By the end of the meeting some were yelling about 'what the Kurds wipe their bottoms with', and threatening to 'burn it down'. The last word went to an irate white man who shouted at a junior planning officer representing Hackney council, 'Listen, girl, just tell them we don't want them here'.

Leading by example

It was no surprise to hear Milton Gardens residents express hostility towards Kurdish refugees. After all, they were only echoing the message currently being enshrined in law by the Tory government's Asylum Bill. Tory ministers speak in code too. Home secretary Kenneth Baker has denied all accusations of racism and said that the bill will cut waiting time for asylum-seekers. But the government is well aware that creating a scare about 'bogus economic refugees' will stir up resentment against 'immigrant scroungers'.

Put into plain English, the government's message to Kurdish refugees could be summed up as 'Just tell them we don't want them here'.

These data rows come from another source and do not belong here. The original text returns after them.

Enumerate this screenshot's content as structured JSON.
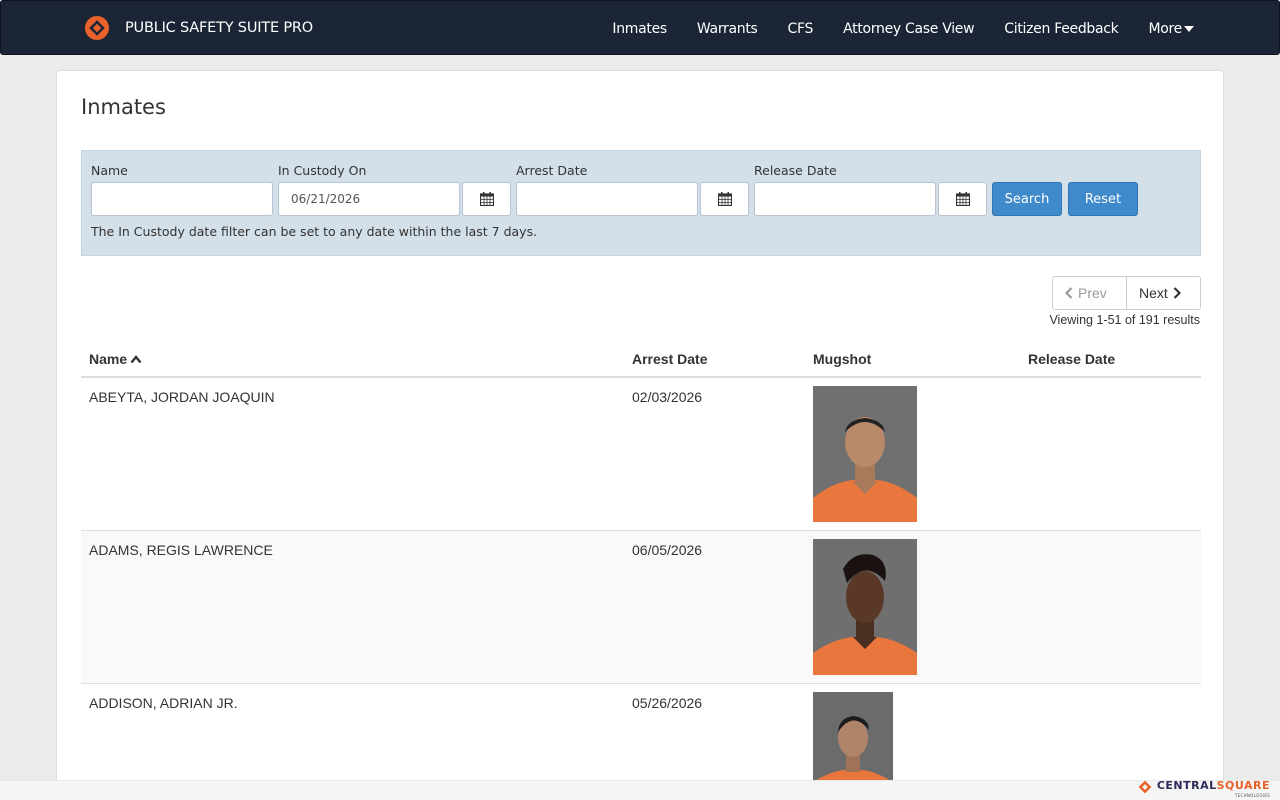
{
  "app": {
    "name": "PUBLIC SAFETY SUITE PRO"
  },
  "nav": {
    "items": [
      "Inmates",
      "Warrants",
      "CFS",
      "Attorney Case View",
      "Citizen Feedback"
    ],
    "more_label": "More"
  },
  "page": {
    "title": "Inmates"
  },
  "filters": {
    "name_label": "Name",
    "name_value": "",
    "custody_label": "In Custody On",
    "custody_value": "06/21/2026",
    "arrest_label": "Arrest Date",
    "arrest_value": "",
    "release_label": "Release Date",
    "release_value": "",
    "search_label": "Search",
    "reset_label": "Reset",
    "note": "The In Custody date filter can be set to any date within the last 7 days."
  },
  "pagination": {
    "prev_label": "Prev",
    "next_label": "Next",
    "summary": "Viewing 1-51 of 191 results"
  },
  "table": {
    "columns": [
      "Name",
      "Arrest Date",
      "Mugshot",
      "Release Date"
    ],
    "rows": [
      {
        "name": "ABEYTA, JORDAN JOAQUIN",
        "arrest_date": "02/03/2026",
        "release_date": ""
      },
      {
        "name": "ADAMS, REGIS LAWRENCE",
        "arrest_date": "06/05/2026",
        "release_date": ""
      },
      {
        "name": "ADDISON, ADRIAN JR.",
        "arrest_date": "05/26/2026",
        "release_date": ""
      }
    ]
  },
  "footer": {
    "brand_part1": "CENTRAL",
    "brand_part2": "SQUARE",
    "brand_sub": "TECHNOLOGIES"
  },
  "colors": {
    "navbar": "#1b2536",
    "accent": "#3f8acb",
    "brand_orange": "#e8622a",
    "filter_bg": "#d3dfe9",
    "mugshot_bg": "#6b6b6b",
    "jumpsuit": "#e8763d"
  }
}
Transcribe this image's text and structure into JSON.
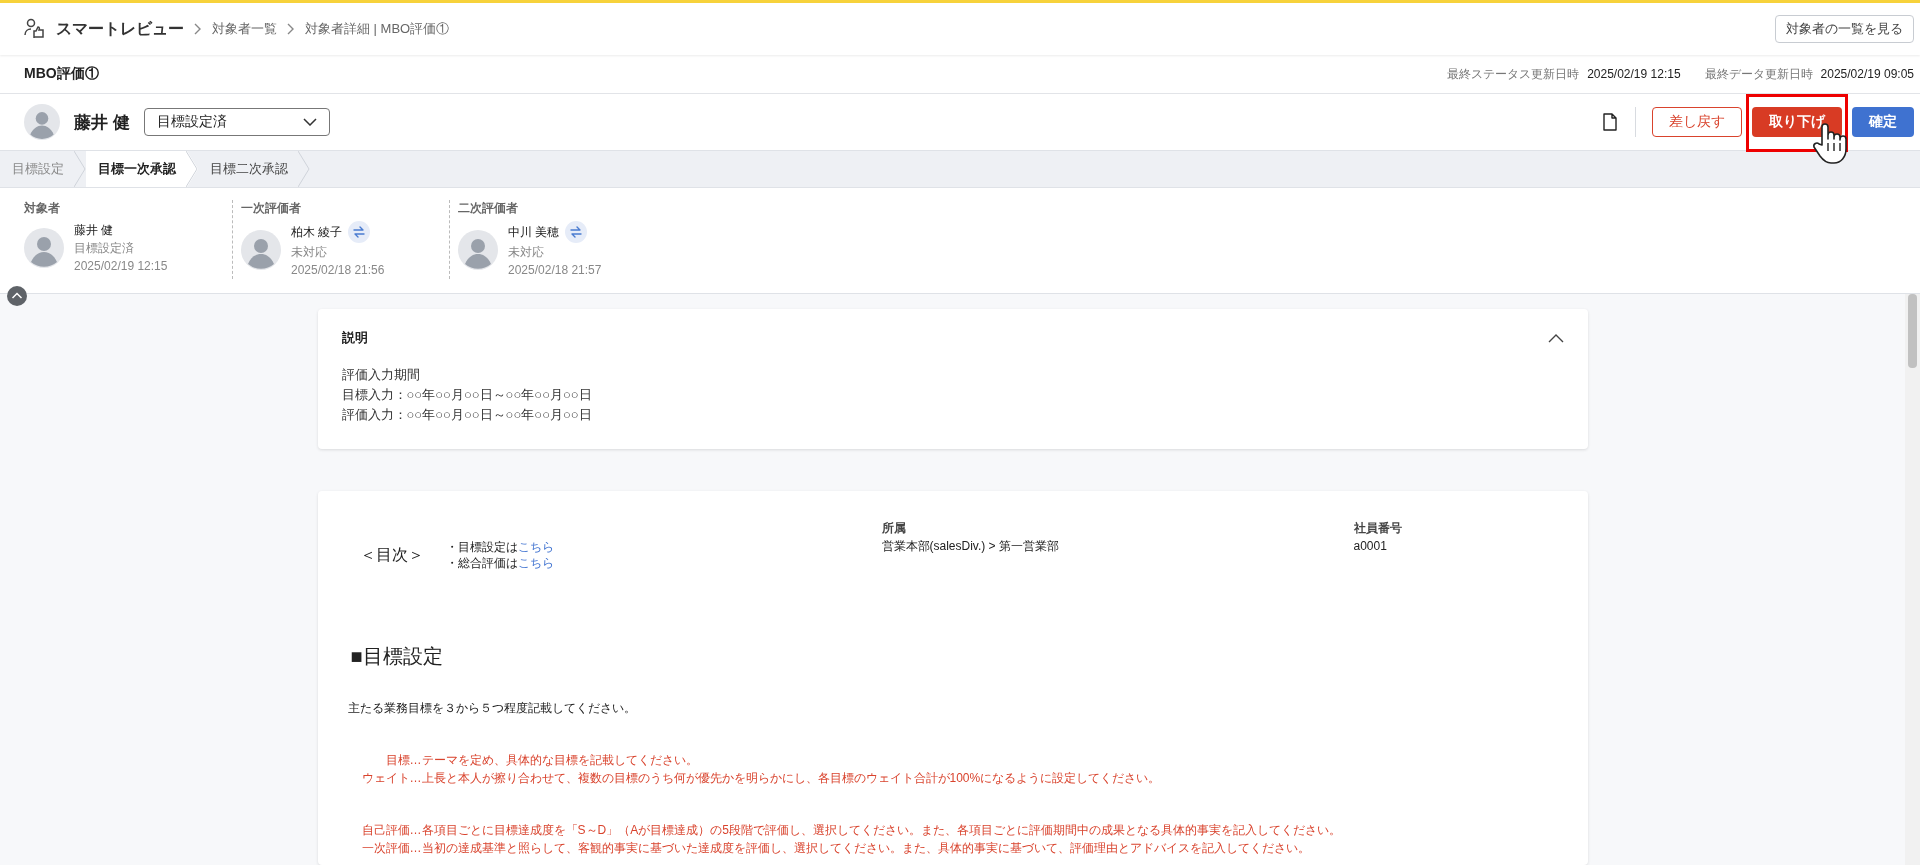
{
  "header": {
    "app_name": "スマートレビュー",
    "breadcrumbs": [
      "対象者一覧",
      "対象者詳細 | MBO評価①"
    ],
    "list_button": "対象者の一覧を見る"
  },
  "title_bar": {
    "title": "MBO評価①",
    "meta": [
      {
        "label": "最終ステータス更新日時",
        "value": "2025/02/19 12:15"
      },
      {
        "label": "最終データ更新日時",
        "value": "2025/02/19 09:05"
      }
    ]
  },
  "person": {
    "name": "藤井 健",
    "status_select": {
      "value": "目標設定済"
    }
  },
  "actions": [
    {
      "label": "差し戻す",
      "kind": "outline",
      "highlighted": false
    },
    {
      "label": "取り下げ",
      "kind": "danger",
      "highlighted": true
    },
    {
      "label": "確定",
      "kind": "primary",
      "highlighted": false
    }
  ],
  "steps": [
    {
      "label": "目標設定",
      "completed": true,
      "selected": false
    },
    {
      "label": "目標一次承認",
      "completed": false,
      "selected": true
    },
    {
      "label": "目標二次承認",
      "completed": false,
      "selected": false
    }
  ],
  "evaluators": [
    {
      "role": "対象者",
      "name": "藤井 健",
      "status": "目標設定済",
      "time": "2025/02/19 12:15",
      "swappable": false
    },
    {
      "role": "一次評価者",
      "name": "柏木 綾子",
      "status": "未対応",
      "time": "2025/02/18 21:56",
      "swappable": true
    },
    {
      "role": "二次評価者",
      "name": "中川 美穂",
      "status": "未対応",
      "time": "2025/02/18 21:57",
      "swappable": true
    }
  ],
  "description_card": {
    "title": "説明",
    "expanded": true,
    "lines": [
      "評価入力期間",
      "目標入力：○○年○○月○○日～○○年○○月○○日",
      "評価入力：○○年○○月○○日～○○年○○月○○日"
    ]
  },
  "sheet": {
    "toc": {
      "label": "＜目次＞",
      "items": [
        {
          "text": "・目標設定は",
          "link": "こちら"
        },
        {
          "text": "・総合評価は",
          "link": "こちら"
        }
      ]
    },
    "fields": [
      {
        "label": "所属",
        "value": "営業本部(salesDiv.) > 第一営業部"
      },
      {
        "label": "社員番号",
        "value": "a0001"
      }
    ],
    "section_title": "■目標設定",
    "intro": "主たる業務目標を３から５つ程度記載してください。",
    "note_groups": [
      [
        "　　目標…テーマを定め、具体的な目標を記載してください。",
        "ウェイト…上長と本人が擦り合わせて、複数の目標のうち何が優先かを明らかにし、各目標のウェイト合計が100%になるように設定してください。"
      ],
      [
        "自己評価…各項目ごとに目標達成度を「S～D」（Aが目標達成）の5段階で評価し、選択してください。また、各項目ごとに評価期間中の成果となる具体的事実を記入してください。",
        "一次評価…当初の達成基準と照らして、客観的事実に基づいた達成度を評価し、選択してください。また、具体的事実に基づいて、評価理由とアドバイスを記入してください。"
      ]
    ]
  }
}
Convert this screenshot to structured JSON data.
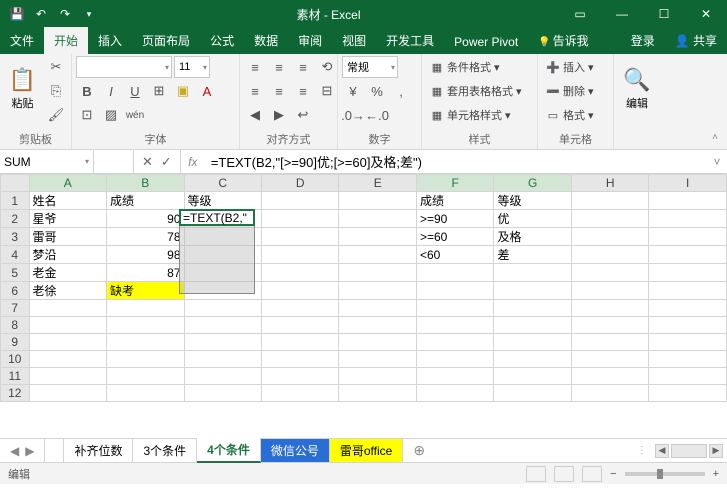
{
  "title": "素材 - Excel",
  "tabs": [
    "文件",
    "开始",
    "插入",
    "页面布局",
    "公式",
    "数据",
    "审阅",
    "视图",
    "开发工具",
    "Power Pivot"
  ],
  "tellme": "告诉我",
  "login": "登录",
  "share": "共享",
  "ribbon": {
    "clipboard": {
      "label": "剪贴板",
      "paste": "粘贴"
    },
    "font": {
      "label": "字体",
      "size": "11",
      "name": "",
      "bold": "B",
      "italic": "I",
      "underline": "U",
      "wen": "wén"
    },
    "alignment": {
      "label": "对齐方式"
    },
    "number": {
      "label": "数字",
      "format": "常规",
      "currency": "¥",
      "percent": "%",
      "comma": ","
    },
    "styles": {
      "label": "样式",
      "cond": "条件格式",
      "table": "套用表格格式",
      "cell": "单元格样式"
    },
    "cells": {
      "label": "单元格",
      "insert": "插入",
      "delete": "删除",
      "format": "格式"
    },
    "editing": {
      "label": "编辑"
    }
  },
  "namebox": "SUM",
  "formula": "=TEXT(B2,\"[>=90]优;[>=60]及格;差\")",
  "active_cell_display": "=TEXT(B2,\"",
  "cols": [
    "A",
    "B",
    "C",
    "D",
    "E",
    "F",
    "G",
    "H",
    "I"
  ],
  "rows": [
    "1",
    "2",
    "3",
    "4",
    "5",
    "6",
    "7",
    "8",
    "9",
    "10",
    "11",
    "12"
  ],
  "data": {
    "A1": "姓名",
    "B1": "成绩",
    "C1": "等级",
    "F1": "成绩",
    "G1": "等级",
    "A2": "星爷",
    "B2": "90",
    "F2": ">=90",
    "G2": "优",
    "A3": "雷哥",
    "B3": "78",
    "F3": ">=60",
    "G3": "及格",
    "A4": "梦沿",
    "B4": "98",
    "F4": "<60",
    "G4": "差",
    "A5": "老金",
    "B5": "87",
    "A6": "老徐",
    "B6": "缺考"
  },
  "sheets": [
    "补齐位数",
    "3个条件",
    "4个条件",
    "微信公号",
    "雷哥office"
  ],
  "status": "编辑",
  "zoom_text": ""
}
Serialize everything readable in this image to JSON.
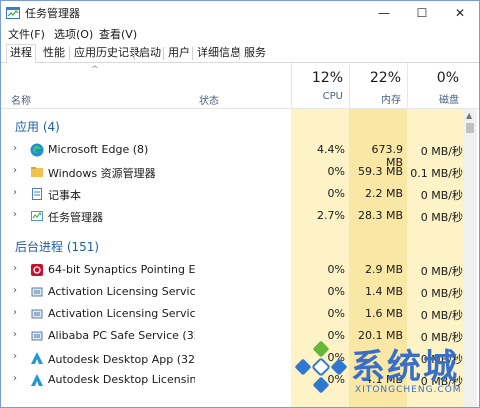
{
  "title": "任务管理器",
  "window_controls": {
    "min": "—",
    "max": "☐",
    "close": "✕"
  },
  "menu": [
    "文件(F)",
    "选项(O)",
    "查看(V)"
  ],
  "tabs": [
    "进程",
    "性能",
    "应用历史记录",
    "启动",
    "用户",
    "详细信息",
    "服务"
  ],
  "header": {
    "name": "名称",
    "status": "状态",
    "cpu_pct": "12%",
    "cpu_label": "CPU",
    "mem_pct": "22%",
    "mem_label": "内存",
    "disk_pct": "0%",
    "disk_label": "磁盘",
    "sort_arrow": "^"
  },
  "groups": {
    "apps": "应用 (4)",
    "background": "后台进程 (151)"
  },
  "apps": [
    {
      "name": "Microsoft Edge (8)",
      "icon": "edge-icon",
      "cpu": "4.4%",
      "mem": "673.9 MB",
      "disk": "0 MB/秒"
    },
    {
      "name": "Windows 资源管理器",
      "icon": "folder-icon",
      "cpu": "0%",
      "mem": "59.3 MB",
      "disk": "0.1 MB/秒"
    },
    {
      "name": "记事本",
      "icon": "notepad-icon",
      "cpu": "0%",
      "mem": "2.2 MB",
      "disk": "0 MB/秒"
    },
    {
      "name": "任务管理器",
      "icon": "taskmgr-icon",
      "cpu": "2.7%",
      "mem": "28.3 MB",
      "disk": "0 MB/秒"
    }
  ],
  "background": [
    {
      "name": "64-bit Synaptics Pointing Enh...",
      "icon": "synaptics-icon",
      "cpu": "0%",
      "mem": "2.9 MB",
      "disk": "0 MB/秒"
    },
    {
      "name": "Activation Licensing Service",
      "icon": "service-icon",
      "cpu": "0%",
      "mem": "1.4 MB",
      "disk": "0 MB/秒"
    },
    {
      "name": "Activation Licensing Service (...",
      "icon": "service-icon",
      "cpu": "0%",
      "mem": "1.6 MB",
      "disk": "0 MB/秒"
    },
    {
      "name": "Alibaba PC Safe Service (32 ...",
      "icon": "service-icon",
      "cpu": "0%",
      "mem": "20.1 MB",
      "disk": "0 MB/秒"
    },
    {
      "name": "Autodesk Desktop App (32 位)",
      "icon": "autodesk-icon",
      "cpu": "0%",
      "mem": "",
      "disk": "0 MB/秒"
    },
    {
      "name": "Autodesk Desktop Licensing ...",
      "icon": "autodesk-icon",
      "cpu": "0%",
      "mem": "4.1 MB",
      "disk": "0 MB/秒"
    }
  ],
  "watermark": {
    "big": "系统城",
    "small": "XITONGCHENG.COM"
  },
  "colors": {
    "cpu_bg": "#fdf3c6",
    "mem_bg": "#f9e7a6",
    "disk_bg": "#fdf3c6",
    "group": "#1f5ea8"
  }
}
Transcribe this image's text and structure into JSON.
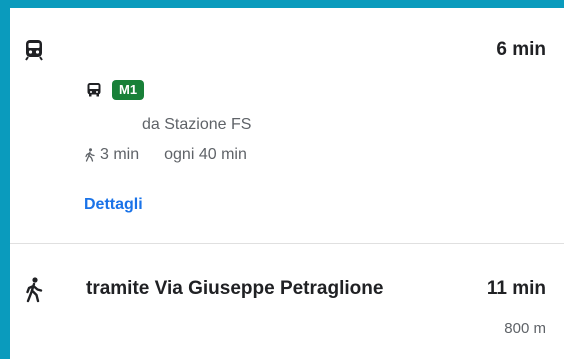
{
  "transit_route": {
    "icon": "train-icon",
    "duration": "6 min",
    "leg_icon": "bus-icon",
    "line_badge": "M1",
    "line_color": "#188038",
    "departure": "da Stazione FS",
    "walk_icon": "walk-icon",
    "walk_time": "3 min",
    "frequency": "ogni 40 min",
    "details_link": "Dettagli",
    "link_color": "#1a73e8"
  },
  "walking_route": {
    "icon": "walk-icon",
    "description": "tramite Via Giuseppe Petraglione",
    "duration": "11 min",
    "distance": "800 m"
  }
}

The anti-immigrant atmosphere promoted by the Tories has only been strengthened by the posturing and manoeuvres of the Labour Party. Labour-run Hackney council's stance over Milton Gardens is a case in point.

The allocation of Milton Gardens library to Kurdish refugees takes place against a background of council cuts. The Milton Gardens housing office, a laundry and an old people's centre have already been closed. The adventure playground is under threat. The library is disused only because the council shut it down as part of a cost-cutting exercise, ignoring a sit-in by residents trying to keep it open. A resident complained, 'I paid my rates. Now my kids have to go to a library in Islington because Hackney can't provide one. It's ours. We want our library'.

Politics of tokenism

Until recently, it was the fashion for Labour councils to make high-profile 'anti-racist' gestures. Playing off one ethnic group against another has long been the stock-in-trade of councils such as Hackney. In this context, Milton Gardens residents jumped to the conclusion that Hackney poll tax payers are forking out for Kurdish refugees to set up an advice centre in a library which had been closed due to lack of funds.

It so happens that Day-Mer, a Turkish and Kurdish solidarity group, offered to pay £100 a week rent. As one resident said, 'the council is not in sympathy with the Kurds, it's in sympathy with the £5000 a year they tendered to use the place'. But to many locals it must look like another costly episode in Labour's politics of tokenism.

At the protest meeting, council bureaucracy made the atmosphere more intense. A planning officer told residents that the council didn't need to tell them about the Day-Mer proposals because the library building was already 'designated for community use'. They protested, 'We are the community, not the Kurds'.

Big woolly hats

Having created the conditions for a backlash, the Labour council made things worse. The first reaction from councillor Cam Matheson was to try to reassure Milton Gardens residents that 'the Kurds are not noisy, they don't play loud music and most of them don't own cars'. This sounded suspiciously like more coded comments, implying that Kurds do not fit the stereotype of black troublemakers. He might just as well have added 'and they don't wear big woolly hats'.

At a subsequent council committee meeting, councillors asked Milton Gardens householders to show the Kurdish refugees some 'brotherly love'. In the atmosphere of prejudice and cynicism which the Labour councillors had helped to create, residents predictably witheld their blessing.

Milton Gardens is just one little episode in the everyday story of British racism as promoted by the Tories and accommodated to by the Labour Party. Crack the racist code and you'll find that every city has a thousand such tales to tell.